Ich nahm die Leine in die Hand und zog den Hund zur Tür raus.
«Los, komm, das ist jetzt die Chance für dich, ein Held zu sein. Damit ist dir ein Schlafplatz in diesem Haus sicher.»
Die Sache sah nicht gut aus für mich.
Ich konnte nur hoffen, der Hund würde den Ernst der Lage begreifen.
«Konstantin! Kassandra!», brüllte meine Mutter durchs Haus. Wenn sie wütend ist, ruft sie uns bei vollem Namen.
Sie stand unten in der Diele, den kleinen Konny an der Hand, und schnaubte vor Wut. «Wo ist dein Bruder?»
Da sie den Träumer an der Hand hatte, schloss ich messerscharf, dass sie den Chaoten meinte. Ich ging die Treppe runter.
«Keine Ahnung. Hat er was angestellt?»
«Allerdings: Verletzung der Aufsichtspflicht. Er sollte auf Konny aufpassen, während ich einkaufen war. Auf dem Heimweg habe ich den Kleinen bei Flohmüllers im Apfelbaum entdeckt.»
«Was hast du denn im Apfelbaum gemacht?», wandte ich mich an meinen kleinen Bruder.
«Geguckt.»
«Wie, geguckt? Wonach hast du denn geguckt?»

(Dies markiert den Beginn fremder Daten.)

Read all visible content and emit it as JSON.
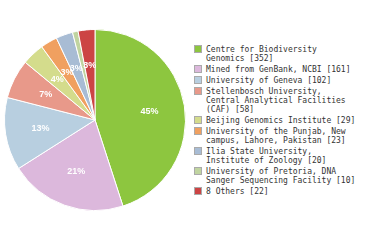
{
  "chart_data": {
    "type": "pie",
    "categories": [
      "Centre for Biodiversity\nGenomics [352]",
      "Mined from GenBank, NCBI [161]",
      "University of Geneva [102]",
      "Stellenbosch University,\nCentral Analytical Facilities\n(CAF)  [58]",
      "Beijing Genomics Institute [29]",
      "University of the Punjab, New\ncampus, Lahore, Pakistan [23]",
      "Ilia State University,\nInstitute of Zoology [20]",
      "University of Pretoria, DNA\nSanger Sequencing Facility [10]",
      "8 Others [22]"
    ],
    "values": [
      45,
      21,
      13,
      7,
      4,
      3,
      3,
      1,
      3
    ],
    "value_labels": [
      "45%",
      "21%",
      "13%",
      "7%",
      "4%",
      "3%",
      "3%",
      null,
      "3%"
    ],
    "colors": [
      "#8dc63f",
      "#dcb8dc",
      "#b8cfe0",
      "#e8998a",
      "#d4dc8c",
      "#f0a060",
      "#a8bcd4",
      "#c0d4a0",
      "#cc4444"
    ],
    "data_labels": true,
    "legend": "right"
  }
}
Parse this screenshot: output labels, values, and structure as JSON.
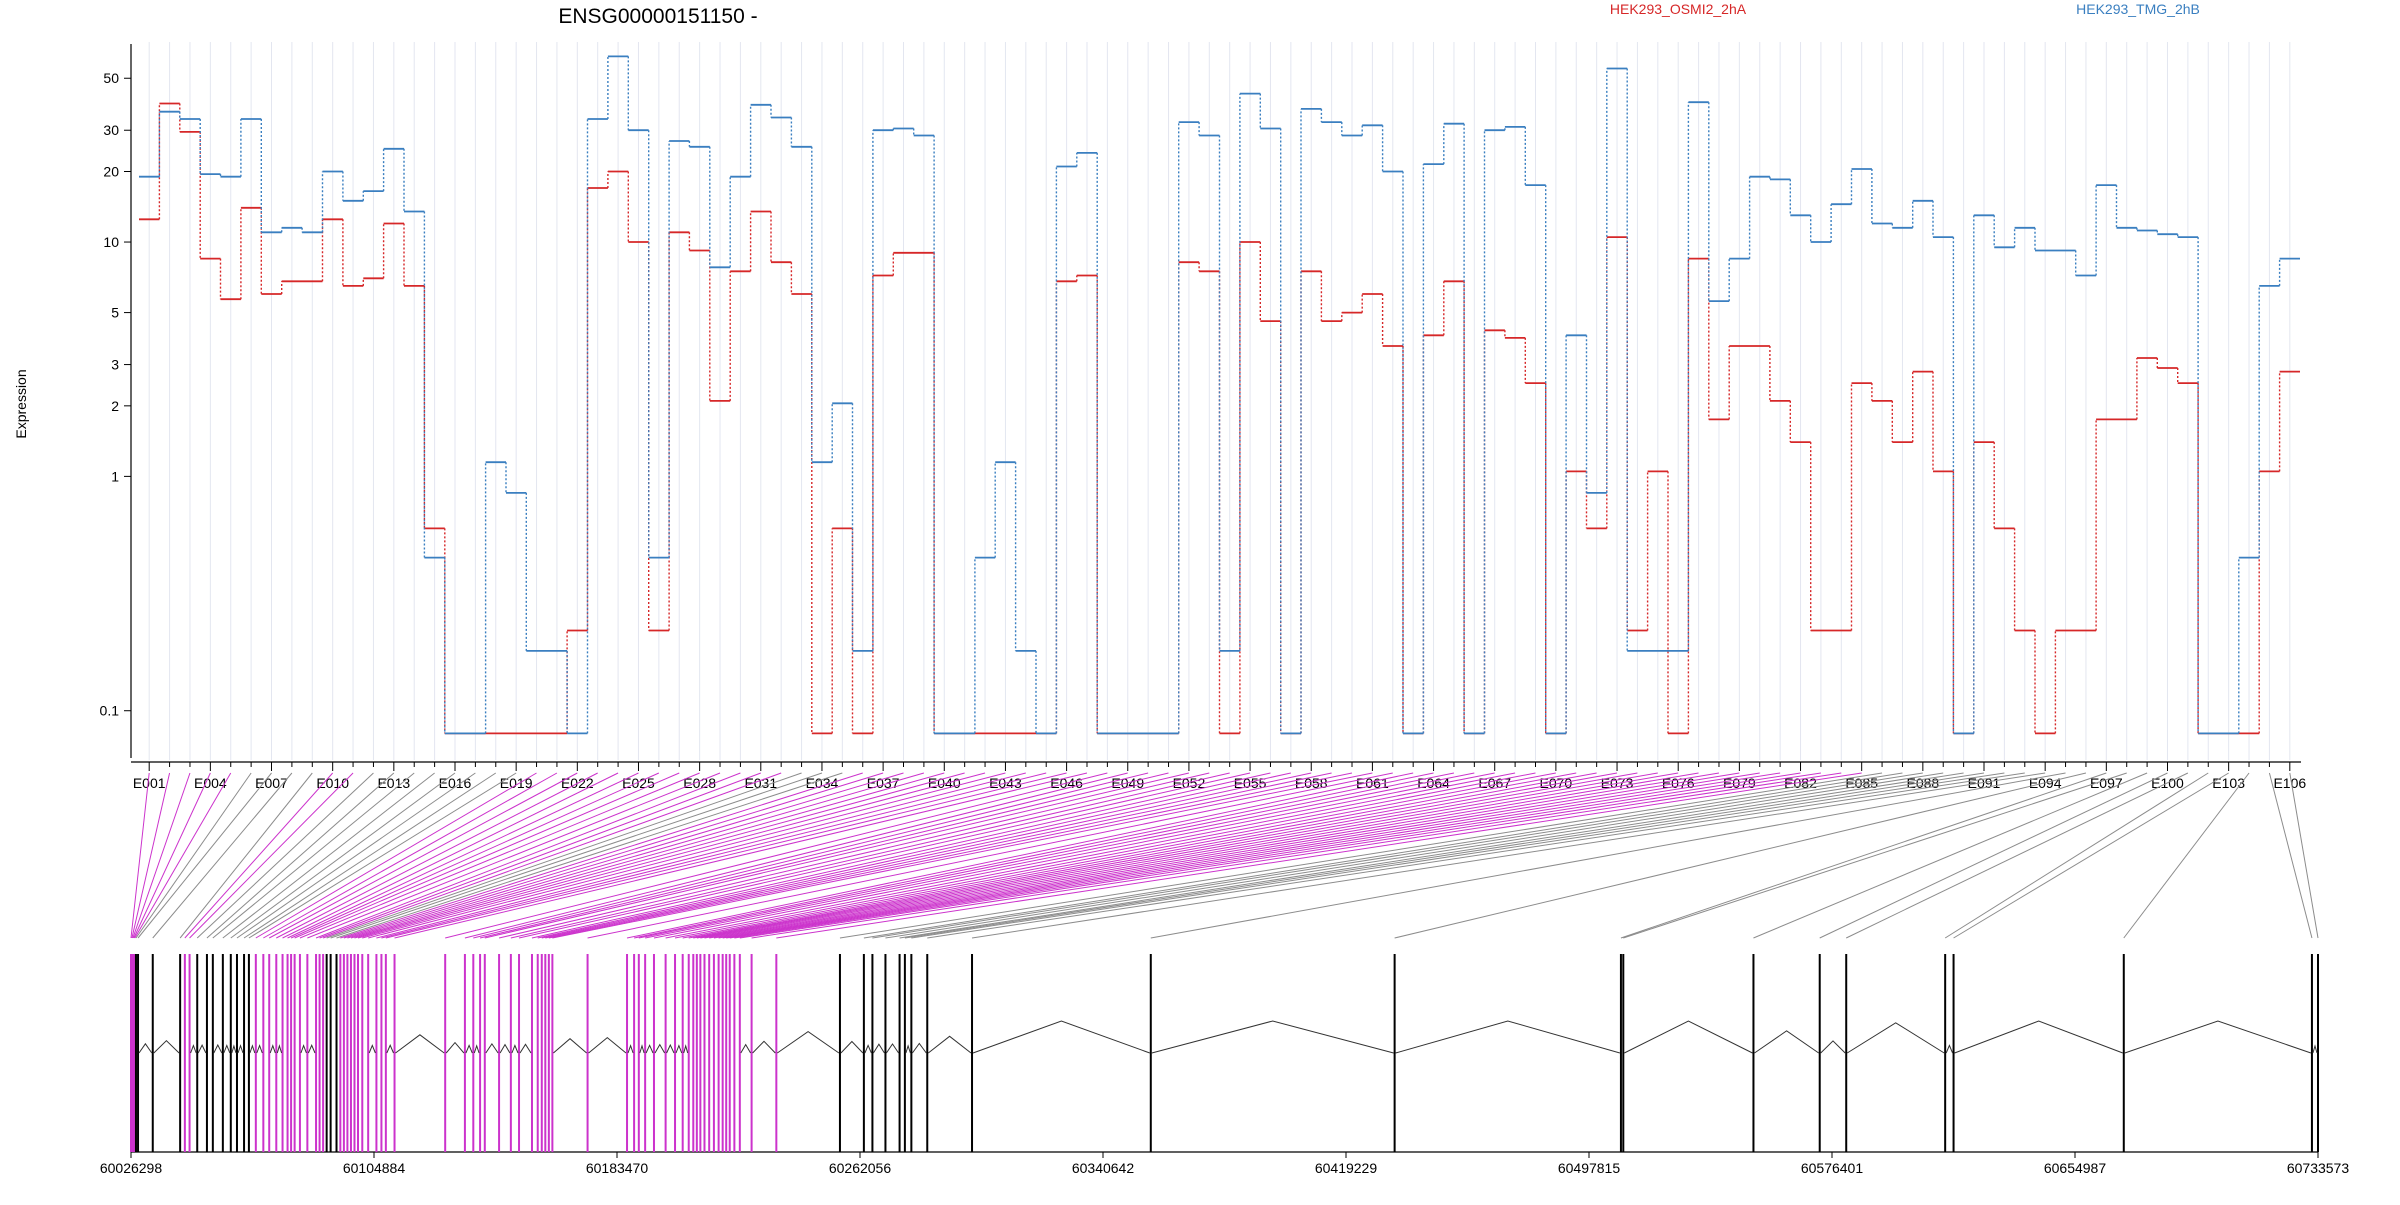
{
  "chart_data": {
    "type": "line",
    "title": "ENSG00000151150 -",
    "ylabel": "Expression",
    "y_scale": "log",
    "y_ticks": [
      0.1,
      1,
      2,
      3,
      5,
      10,
      20,
      30,
      50
    ],
    "ylim": [
      0.075,
      70
    ],
    "x_count": 106,
    "x_tick_labels": [
      "E001",
      "E004",
      "E007",
      "E010",
      "E013",
      "E016",
      "E019",
      "E022",
      "E025",
      "E028",
      "E031",
      "E034",
      "E037",
      "E040",
      "E043",
      "E046",
      "E049",
      "E052",
      "E055",
      "E058",
      "E061",
      "E064",
      "E067",
      "E070",
      "E073",
      "E076",
      "E079",
      "E082",
      "E085",
      "E088",
      "E091",
      "E094",
      "E097",
      "E100",
      "E103",
      "E106"
    ],
    "colors": {
      "HEK293_OSMI2_2hA": "#d62728",
      "HEK293_TMG_2hB": "#3a7fc0",
      "highlight": "#cc33cc"
    },
    "series": [
      {
        "name": "HEK293_OSMI2_2hA",
        "color": "#d62728",
        "values": [
          12.5,
          39,
          29.5,
          8.5,
          5.7,
          14,
          6,
          6.8,
          6.8,
          12.5,
          6.5,
          7,
          12,
          6.5,
          0.6,
          0.08,
          0.08,
          0.08,
          0.08,
          0.08,
          0.08,
          0.22,
          17,
          20,
          10,
          0.22,
          11,
          9.2,
          2.1,
          7.5,
          13.5,
          8.2,
          6,
          0.08,
          0.6,
          0.08,
          7.2,
          9,
          9,
          0.08,
          0.08,
          0.08,
          0.08,
          0.08,
          0.08,
          6.8,
          7.2,
          0.08,
          0.08,
          0.08,
          0.08,
          8.2,
          7.5,
          0.08,
          10,
          4.6,
          0.08,
          7.5,
          4.6,
          5,
          6,
          3.6,
          0.08,
          4,
          6.8,
          0.08,
          4.2,
          3.9,
          2.5,
          0.08,
          1.05,
          0.6,
          10.5,
          0.22,
          1.05,
          0.08,
          8.5,
          1.75,
          3.6,
          3.6,
          2.1,
          1.4,
          0.22,
          0.22,
          2.5,
          2.1,
          1.4,
          2.8,
          1.05,
          0.08,
          1.4,
          0.6,
          0.22,
          0.08,
          0.22,
          0.22,
          1.75,
          1.75,
          3.2,
          2.9,
          2.5,
          0.08,
          0.08,
          0.08,
          1.05,
          2.8
        ]
      },
      {
        "name": "HEK293_TMG_2hB",
        "color": "#3a7fc0",
        "values": [
          19,
          36,
          33.5,
          19.5,
          19,
          33.5,
          11,
          11.5,
          11,
          20,
          15,
          16.5,
          25,
          13.5,
          0.45,
          0.08,
          0.08,
          1.15,
          0.85,
          0.18,
          0.18,
          0.08,
          33.5,
          62,
          30,
          0.45,
          27,
          25.5,
          7.8,
          19,
          38.5,
          34,
          25.5,
          1.15,
          2.05,
          0.18,
          30,
          30.5,
          28.5,
          0.08,
          0.08,
          0.45,
          1.15,
          0.18,
          0.08,
          21,
          24,
          0.08,
          0.08,
          0.08,
          0.08,
          32.5,
          28.5,
          0.18,
          43,
          30.5,
          0.08,
          37,
          32.5,
          28.5,
          31.5,
          20,
          0.08,
          21.5,
          32,
          0.08,
          30,
          31,
          17.5,
          0.08,
          4,
          0.85,
          55,
          0.18,
          0.18,
          0.18,
          39.5,
          5.6,
          8.5,
          19,
          18.5,
          13,
          10,
          14.5,
          20.5,
          12,
          11.5,
          15,
          10.5,
          0.08,
          13,
          9.5,
          11.5,
          9.2,
          9.2,
          7.2,
          17.5,
          11.5,
          11.2,
          10.8,
          10.5,
          0.08,
          0.08,
          0.45,
          6.5,
          8.5
        ]
      }
    ],
    "highlighted_exons": [
      1,
      2,
      3,
      4,
      5,
      10,
      11,
      20,
      21,
      22,
      23,
      24,
      25,
      26,
      27,
      28,
      29,
      30,
      31,
      32,
      36,
      37,
      38,
      39,
      40,
      41,
      42,
      43,
      44,
      45,
      46,
      47,
      48,
      49,
      50,
      51,
      52,
      53,
      54,
      55,
      56,
      57,
      58,
      59,
      60,
      61,
      62,
      63,
      64,
      65,
      66,
      67,
      68,
      69,
      70,
      71,
      72,
      73,
      74,
      75,
      76,
      77,
      78,
      79,
      80,
      81,
      82,
      83,
      84,
      85
    ],
    "genomic_axis": {
      "start": 60026298,
      "end": 60733573,
      "tick_labels": [
        "60026298",
        "60104884",
        "60183470",
        "60262056",
        "60340642",
        "60419229",
        "60497815",
        "60576401",
        "60654987",
        "60733573"
      ]
    },
    "exon_positions": [
      60026298,
      60026700,
      60027100,
      60027500,
      60028000,
      60029000,
      60042000,
      60044000,
      60046000,
      60050500,
      60053000,
      60057500,
      60060000,
      60063000,
      60065000,
      60068500,
      60071000,
      60074000,
      60076500,
      60078000,
      60079500,
      60082000,
      60086000,
      60087500,
      60089000,
      60090500,
      60093000,
      60094500,
      60096000,
      60097500,
      60099000,
      60100500,
      60103000,
      60106500,
      60108000,
      60110500,
      60132000,
      60136000,
      60139000,
      60141000,
      60148000,
      60151000,
      60156500,
      60158500,
      60160000,
      60161500,
      60163000,
      60186000,
      60189000,
      60191000,
      60194000,
      60199000,
      60203000,
      60206000,
      60208000,
      60209500,
      60211000,
      60213000,
      60215000,
      60217000,
      60218500,
      60220000,
      60222000,
      60224500,
      60235000,
      60262000,
      60264500,
      60270000,
      60276000,
      60277000,
      60282000,
      60301000,
      60390000,
      60508000,
      60509000,
      60572000,
      60573000,
      60615000,
      60616000,
      60731000,
      60733573
    ]
  }
}
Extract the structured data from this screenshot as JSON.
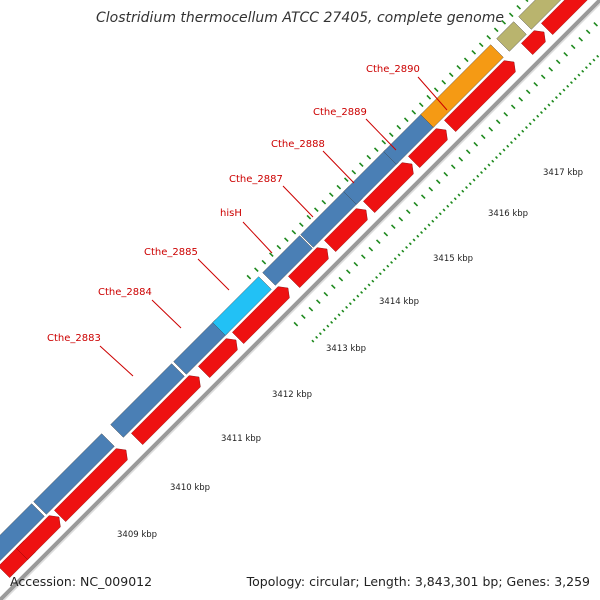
{
  "title": "Clostridium thermocellum ATCC 27405, complete genome",
  "footer": {
    "accession": "Accession: NC_009012",
    "summary": "Topology: circular; Length: 3,843,301 bp; Genes: 3,259"
  },
  "colors": {
    "forward_cds": "#4a7fb5",
    "reverse_cds": "#ee1111",
    "highlight_cds": "#22c1f5",
    "orange_cds": "#f59a14",
    "olive_cds": "#b9b46e",
    "backbone": "#9a9a9a",
    "tick": "#1f8a1f",
    "label": "#cc0000"
  },
  "kbp_labels": [
    "3409 kbp",
    "3410 kbp",
    "3411 kbp",
    "3412 kbp",
    "3413 kbp",
    "3414 kbp",
    "3415 kbp",
    "3416 kbp",
    "3417 kbp"
  ],
  "gene_labels": [
    "Cthe_2883",
    "Cthe_2884",
    "Cthe_2885",
    "hisH",
    "Cthe_2887",
    "Cthe_2888",
    "Cthe_2889",
    "Cthe_2890"
  ]
}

«Nur so. In die Gegend geguckt.»
«Das kannst du doch auch vom Boden aus, dafür musst du doch nicht auf einen Baum klettern.»
Der kleine Konny schaute meine Mutter fragend an.
«Sanny hat Recht», meinte sie. «Zum Gucken musst du nicht auf einen Baum klettern.»
Konny war empört über so viel Unverstand: «Natürlich muss ich auf einen Baum klettern, wenn ich von oben gucken will.»
Meine Mutter überlegte kurz und nickte: «Stimmt.»